JLL Patient Survey Shows Consumer Impacts on Healthcare Real Estate

By Catherine Sweeney 

As many sectors of the real estate market face challenges, a recent study from JLL is showing how those within the healthcare sphere can better utilize real estate to impact patient experience as well as overall performance. 

The study, “2023 Patient Consumer Survey,” surveyed nearly 5,000 patients across various markets in the United States. However, JLL experts also noted how these ideas have more specifically impacted Greater Los Angeles and Orange County. 

“Data-informed site selection is more important than ever for healthcare providers. For infill markets like LA and OC, providers need to have both an understanding of the healthcare and population demographic trends affecting their patients, coupled with insights into the availability of the real estate in competitive submarkets,” Chris Isola, executive vice president for JLL, said. 

The survey found that 78 percent of people surveyed continue to seek in-person treatment for various types of healthcare despite a newer trend in telehealth options. However, 64 percent of respondents still had telehealth appointments. 

The main reasons for telehealth visits, according to the report, were for behavioral health visits and follow-up appointments from in-person visits. Primary and preventative care made up just 17 percent of telehealth visits. While telehealth for all healthcare services has overall declined since the start of the pandemic to 10 percent of all visits, telehealth still makes up more than 57 percent of psychiatry visits.

“Telehealth is not replacing the need for in-person care. Rather it’s expanding the reach for providers, and serving as an intermediate step for pre-appointment screenings and/or follow-up check-ins. From a real estate perspective, expanding a provider’s ambulatory network may address some of the access issues which have driven consumers to seek care telephonically,” Isola said. 

The report also showed that in-person visits are much more likely in situations where it is convenient for the patient, which means location of clinics and medical offices are crucial to high performance. Because of this, the survey found that healthcare clinics in retail strip centers are becoming a popular option as they are within close proximity of various other amenities. The top additional location visited on a healthcare trip was a pharmacy, which received visits from 32 percent of all respondents. 

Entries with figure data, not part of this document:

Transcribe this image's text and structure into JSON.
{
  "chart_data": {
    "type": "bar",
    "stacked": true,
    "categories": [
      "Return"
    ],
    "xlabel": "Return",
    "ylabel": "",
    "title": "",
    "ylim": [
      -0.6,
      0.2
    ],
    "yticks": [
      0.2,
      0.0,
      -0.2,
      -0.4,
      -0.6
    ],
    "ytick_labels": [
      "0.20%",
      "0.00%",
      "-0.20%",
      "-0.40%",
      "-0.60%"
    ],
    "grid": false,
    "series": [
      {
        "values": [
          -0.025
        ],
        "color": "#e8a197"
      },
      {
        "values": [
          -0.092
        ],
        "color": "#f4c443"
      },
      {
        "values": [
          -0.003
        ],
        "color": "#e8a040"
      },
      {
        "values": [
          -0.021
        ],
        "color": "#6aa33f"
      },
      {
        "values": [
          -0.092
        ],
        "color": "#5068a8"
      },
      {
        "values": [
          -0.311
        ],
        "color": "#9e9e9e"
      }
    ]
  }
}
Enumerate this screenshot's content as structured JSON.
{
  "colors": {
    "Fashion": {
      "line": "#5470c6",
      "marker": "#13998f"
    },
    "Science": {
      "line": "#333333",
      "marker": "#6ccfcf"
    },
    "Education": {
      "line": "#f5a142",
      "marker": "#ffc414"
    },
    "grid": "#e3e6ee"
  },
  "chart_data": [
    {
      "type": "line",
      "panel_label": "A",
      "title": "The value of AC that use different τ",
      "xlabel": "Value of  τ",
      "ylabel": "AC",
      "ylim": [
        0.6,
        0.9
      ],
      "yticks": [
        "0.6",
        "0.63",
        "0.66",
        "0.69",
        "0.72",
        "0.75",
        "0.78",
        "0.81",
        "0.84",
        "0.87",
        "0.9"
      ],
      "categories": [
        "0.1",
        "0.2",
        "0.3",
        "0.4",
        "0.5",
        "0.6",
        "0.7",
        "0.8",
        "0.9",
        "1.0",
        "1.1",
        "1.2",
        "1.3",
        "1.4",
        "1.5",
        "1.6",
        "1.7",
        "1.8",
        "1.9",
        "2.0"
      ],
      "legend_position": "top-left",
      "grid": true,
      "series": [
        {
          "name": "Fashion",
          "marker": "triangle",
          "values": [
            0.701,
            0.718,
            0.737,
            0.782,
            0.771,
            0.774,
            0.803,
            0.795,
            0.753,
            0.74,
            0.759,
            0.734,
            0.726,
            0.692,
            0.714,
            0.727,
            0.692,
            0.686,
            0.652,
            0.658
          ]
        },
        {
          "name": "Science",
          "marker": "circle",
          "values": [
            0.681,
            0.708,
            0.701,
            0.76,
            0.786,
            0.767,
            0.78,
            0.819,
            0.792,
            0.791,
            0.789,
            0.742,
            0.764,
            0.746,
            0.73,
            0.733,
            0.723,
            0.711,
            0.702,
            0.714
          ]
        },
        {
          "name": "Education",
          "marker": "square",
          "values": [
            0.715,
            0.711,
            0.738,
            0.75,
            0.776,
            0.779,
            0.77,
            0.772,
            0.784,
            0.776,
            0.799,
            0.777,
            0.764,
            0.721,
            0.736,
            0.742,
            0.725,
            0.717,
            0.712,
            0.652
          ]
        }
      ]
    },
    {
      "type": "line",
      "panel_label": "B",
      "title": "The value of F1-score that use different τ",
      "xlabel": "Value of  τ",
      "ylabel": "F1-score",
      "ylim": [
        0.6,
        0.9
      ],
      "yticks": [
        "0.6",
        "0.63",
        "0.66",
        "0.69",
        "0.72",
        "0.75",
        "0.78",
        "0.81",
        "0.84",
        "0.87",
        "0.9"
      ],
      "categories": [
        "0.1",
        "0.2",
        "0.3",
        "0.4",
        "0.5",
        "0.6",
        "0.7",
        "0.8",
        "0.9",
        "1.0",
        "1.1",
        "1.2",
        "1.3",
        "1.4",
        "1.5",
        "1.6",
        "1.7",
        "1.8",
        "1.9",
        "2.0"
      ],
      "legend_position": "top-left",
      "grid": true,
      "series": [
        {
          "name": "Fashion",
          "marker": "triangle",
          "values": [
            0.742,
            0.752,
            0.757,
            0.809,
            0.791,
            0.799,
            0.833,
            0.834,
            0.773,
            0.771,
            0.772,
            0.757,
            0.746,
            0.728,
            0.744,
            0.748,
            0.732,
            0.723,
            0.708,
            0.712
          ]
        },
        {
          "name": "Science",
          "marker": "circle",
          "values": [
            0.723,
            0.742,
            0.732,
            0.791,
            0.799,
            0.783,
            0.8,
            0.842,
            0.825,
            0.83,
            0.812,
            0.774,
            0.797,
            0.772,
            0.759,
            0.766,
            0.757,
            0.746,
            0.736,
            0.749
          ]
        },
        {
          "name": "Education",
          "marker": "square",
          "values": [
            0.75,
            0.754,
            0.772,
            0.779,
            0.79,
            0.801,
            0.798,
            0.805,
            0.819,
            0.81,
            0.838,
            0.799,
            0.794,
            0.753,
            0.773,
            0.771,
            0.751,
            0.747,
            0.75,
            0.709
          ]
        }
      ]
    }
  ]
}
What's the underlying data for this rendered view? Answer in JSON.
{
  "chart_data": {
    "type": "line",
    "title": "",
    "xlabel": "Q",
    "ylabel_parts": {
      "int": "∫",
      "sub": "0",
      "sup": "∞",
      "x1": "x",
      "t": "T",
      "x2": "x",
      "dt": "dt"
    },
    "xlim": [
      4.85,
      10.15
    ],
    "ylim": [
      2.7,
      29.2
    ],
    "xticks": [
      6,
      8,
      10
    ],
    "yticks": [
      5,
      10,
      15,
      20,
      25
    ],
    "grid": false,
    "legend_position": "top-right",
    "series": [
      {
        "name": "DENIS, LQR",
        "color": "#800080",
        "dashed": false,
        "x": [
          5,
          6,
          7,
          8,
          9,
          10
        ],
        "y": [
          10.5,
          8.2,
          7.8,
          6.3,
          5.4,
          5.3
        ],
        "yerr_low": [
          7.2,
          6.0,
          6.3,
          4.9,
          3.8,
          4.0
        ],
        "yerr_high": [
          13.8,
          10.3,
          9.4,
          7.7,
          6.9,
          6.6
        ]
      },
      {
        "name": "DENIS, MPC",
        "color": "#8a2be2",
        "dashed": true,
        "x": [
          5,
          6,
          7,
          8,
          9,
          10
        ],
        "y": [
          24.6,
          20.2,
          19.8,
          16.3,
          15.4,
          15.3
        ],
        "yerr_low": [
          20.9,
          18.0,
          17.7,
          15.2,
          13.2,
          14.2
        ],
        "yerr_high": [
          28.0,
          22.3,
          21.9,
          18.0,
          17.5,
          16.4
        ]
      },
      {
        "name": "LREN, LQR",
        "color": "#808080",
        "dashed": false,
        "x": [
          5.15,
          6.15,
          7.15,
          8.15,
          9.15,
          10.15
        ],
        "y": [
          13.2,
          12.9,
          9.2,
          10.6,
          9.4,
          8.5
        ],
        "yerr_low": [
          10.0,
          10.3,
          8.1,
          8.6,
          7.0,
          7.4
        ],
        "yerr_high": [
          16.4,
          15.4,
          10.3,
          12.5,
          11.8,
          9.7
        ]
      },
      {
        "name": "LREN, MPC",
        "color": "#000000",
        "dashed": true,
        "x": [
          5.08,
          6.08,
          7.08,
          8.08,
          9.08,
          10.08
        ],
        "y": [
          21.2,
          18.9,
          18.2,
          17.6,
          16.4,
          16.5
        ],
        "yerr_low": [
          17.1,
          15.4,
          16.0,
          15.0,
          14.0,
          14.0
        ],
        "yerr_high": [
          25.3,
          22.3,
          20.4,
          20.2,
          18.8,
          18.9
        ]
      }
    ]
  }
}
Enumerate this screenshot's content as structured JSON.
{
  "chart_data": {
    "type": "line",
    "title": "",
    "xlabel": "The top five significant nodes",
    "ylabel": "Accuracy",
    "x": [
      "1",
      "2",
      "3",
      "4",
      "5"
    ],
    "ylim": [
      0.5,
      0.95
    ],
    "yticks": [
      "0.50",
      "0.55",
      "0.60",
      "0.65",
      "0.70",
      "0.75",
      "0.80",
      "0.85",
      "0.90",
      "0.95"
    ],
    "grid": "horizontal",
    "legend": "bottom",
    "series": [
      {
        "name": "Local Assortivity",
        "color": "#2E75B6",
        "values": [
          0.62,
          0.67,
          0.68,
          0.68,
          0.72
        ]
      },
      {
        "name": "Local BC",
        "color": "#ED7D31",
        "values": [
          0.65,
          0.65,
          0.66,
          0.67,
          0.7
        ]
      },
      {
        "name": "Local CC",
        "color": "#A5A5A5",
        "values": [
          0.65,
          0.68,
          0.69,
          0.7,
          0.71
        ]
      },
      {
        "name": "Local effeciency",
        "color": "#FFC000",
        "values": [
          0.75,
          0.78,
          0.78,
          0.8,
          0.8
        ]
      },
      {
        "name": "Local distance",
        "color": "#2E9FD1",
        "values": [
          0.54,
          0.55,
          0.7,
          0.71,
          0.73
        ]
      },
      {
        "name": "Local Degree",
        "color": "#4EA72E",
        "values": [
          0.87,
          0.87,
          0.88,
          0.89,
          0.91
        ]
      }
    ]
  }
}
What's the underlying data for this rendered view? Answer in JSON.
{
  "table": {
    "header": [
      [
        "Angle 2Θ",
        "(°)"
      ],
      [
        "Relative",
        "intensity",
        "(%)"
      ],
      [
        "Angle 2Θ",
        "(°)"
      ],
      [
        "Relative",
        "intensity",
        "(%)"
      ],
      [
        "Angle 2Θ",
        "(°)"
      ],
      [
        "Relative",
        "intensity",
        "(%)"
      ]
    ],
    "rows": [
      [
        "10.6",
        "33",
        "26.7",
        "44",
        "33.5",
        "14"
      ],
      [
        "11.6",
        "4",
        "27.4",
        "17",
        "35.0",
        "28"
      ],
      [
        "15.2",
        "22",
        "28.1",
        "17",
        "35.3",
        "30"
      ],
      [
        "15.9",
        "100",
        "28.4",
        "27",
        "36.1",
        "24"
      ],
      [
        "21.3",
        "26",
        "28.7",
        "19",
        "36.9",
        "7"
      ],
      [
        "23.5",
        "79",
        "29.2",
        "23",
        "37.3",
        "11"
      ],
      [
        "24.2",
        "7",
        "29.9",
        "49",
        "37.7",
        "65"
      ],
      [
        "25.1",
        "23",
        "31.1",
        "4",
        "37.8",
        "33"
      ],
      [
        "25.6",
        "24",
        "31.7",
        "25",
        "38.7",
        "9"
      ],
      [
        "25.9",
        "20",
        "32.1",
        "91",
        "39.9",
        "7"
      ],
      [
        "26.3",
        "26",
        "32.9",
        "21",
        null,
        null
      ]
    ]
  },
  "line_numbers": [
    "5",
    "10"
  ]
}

“We are seeing a continuation of the retailization of healthcare in Southern California. Here, we were late to develop this product type. However, we are catching up with the rest of the country with great retail type options. We expect this to continue as community based providers are the new normal now,” JLL Managing Director Bryan Lewitt said. 

This will likely be a continued trend as even medical office space is seeing more vacancy rates, according to another recent report from JLL. Overall, Los Angeles is home to approximately 25.7 million square feet of medical office space and 10.2 percent of that was vacant during the first quarter of 2023. Net absorption was also recorded at negative 109,899 square feet during this time. 

However, the medical office market remains strong compared to the larger office market. As of the first quarter of the year, vacancy in Greater Los Angeles has increased to 24.1 percent, with 5.89 million square feet of sublease vacancy.